For their part, many Palestinians said they stay away from Jerusalem's Jewish neighborhoods when tensions are high to avoid attacks or slurs. "I don't want to be in a situation where I am attacked or even hear one bad word," said Mohammed Salah Abu Khdeir, a Muslim cleric and Palestinian community activist.
In the most recent violence, masked Palestinians ransacked a gas station and set fire to a gas pump Sunday to avenge the death of a 16-year-old Palestinian who died from wounds he sustained in a clash with Israeli troops the previous week.
Israeli police say the youth was shot in the leg with a rubber-coated bullet and died from a head injury when he fell, but a Palestinian official said an autopsy showed he was killed by a rubber bullet to the head.

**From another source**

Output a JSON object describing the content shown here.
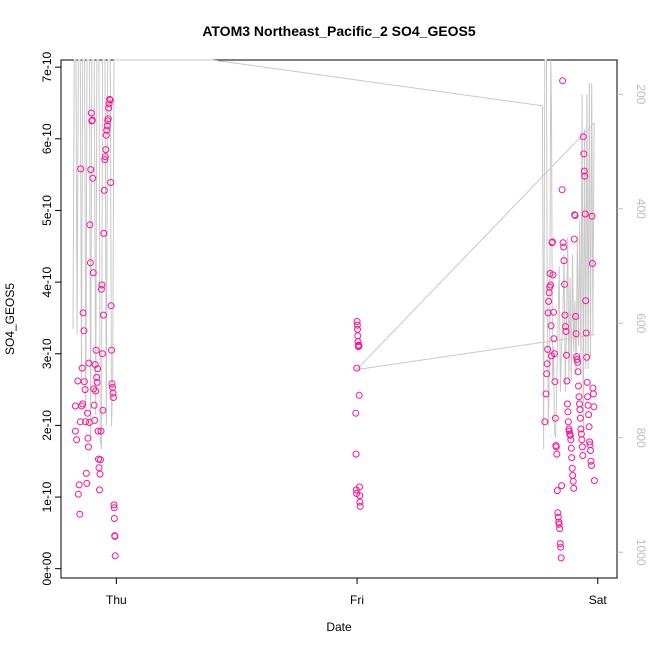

The gas station targeted was in French Hill, a well-to-do Jewish neighborhood in the city's east that Israel captured in the 1967 Mideast war. Palestinians seek to establish an independent state with parts of east Jerusalem as its capital.
Officials in Jerusalem say Palestinians have attacked other contentious Jewish areas of the city in recent weeks, launching fireworks and firebombs at Jewish enclaves in Arab neighborhoods, and firing bullets at Israeli homes in Pisgat Zeev, a sprawling Jewish area Israel considers an integral part of Jerusalem but the international community considers an illegitimate settlement.

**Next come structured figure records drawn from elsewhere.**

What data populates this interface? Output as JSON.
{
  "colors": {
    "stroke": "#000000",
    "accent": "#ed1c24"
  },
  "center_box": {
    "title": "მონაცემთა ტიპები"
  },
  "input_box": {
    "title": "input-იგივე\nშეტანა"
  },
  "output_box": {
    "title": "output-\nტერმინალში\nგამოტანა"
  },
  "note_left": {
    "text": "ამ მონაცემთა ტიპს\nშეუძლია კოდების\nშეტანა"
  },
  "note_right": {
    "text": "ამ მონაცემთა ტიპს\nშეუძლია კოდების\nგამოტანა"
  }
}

Palestinians hurled rocks, firebombs and paint at the city's tram dozens of times this summer as it passed through the Shuafat neighborhood where the Palestinian teen was kidnapped, said Ozel Vatik, spokesman for Citypass, the tram operator.

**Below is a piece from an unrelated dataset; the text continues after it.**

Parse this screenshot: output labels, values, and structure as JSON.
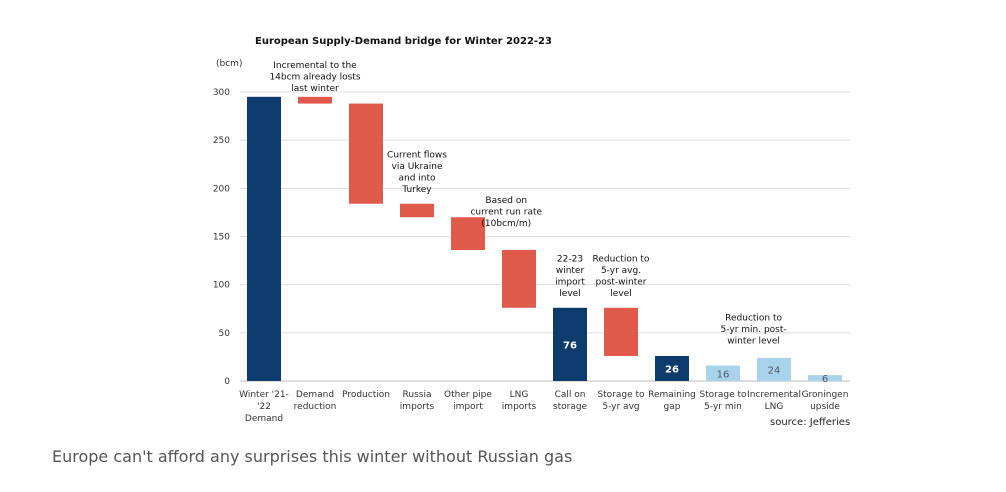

Although the tram is fortified against rocks, ridership was down 20 percent in Jewish neighborhoods near Shuafat during those months, according to Citypass.
Israeli residents have also carried out violent acts in the city this summer, and after the funeral for the three slain teens, hundreds of Israelis marched through Jerusalem shouting "death to the Arabs."
A mob broke into a McDonald's where Palestinians worked and smashed computers, Palestinian taxi drivers were harassed, and three Palestinians were attacked in a parking lot, one of whom was sent to the hospital, according to Ir Amim, which monitors Israeli-Palestinian violence in the city.
At least six other unprovoked Israeli attacks sent Palestinians to the hospital, according to the group.
Palestinian demonstrators this summer have thrown rocks and firebombs at Israeli troops at numerous flashpoints in the city's eastern sector, and troops have responded with rubber bullets and tear gas.
An Israeli security official said the uptick in Palestinian rioting was a spontaneous response to the high Palestinian death toll in Gaza during the war and the deaths of two Palestinian teens in Jerusalem, and was not directed by any militant group. He spoke on condition of anonymity because he was not permitted to discuss the matter publicly.
Israeli police have detained some 600 Arab residents on suspicion of attacking police and participating in the riots, said police spokesman Micky Rosenfeld. About 150 of them have been charged, he said. Israelis were also arrested this summer for attacks against Arabs, Rosenfeld said, though he did not provide figures.
Antebi, the Jerusalem councilwoman, said the violence stems not only from recent tensions but from lack of law enforcement in Palestinian areas of the city.
"The country isn't doing what it should to safeguard the security of the residents," she said.
Abu Khdeir, the Palestinian cleric and community activist, said the violence is rooted in longtime neglect of Palestinian residents by both the Palestinian Authority and the Israeli municipality. School dropout rates and drug use are high, neighborhoods are crowded and youths have few open spaces to play, he said.
"With people like this, imagine what they feel inside," Abu Khdeir said. "The problems are growing."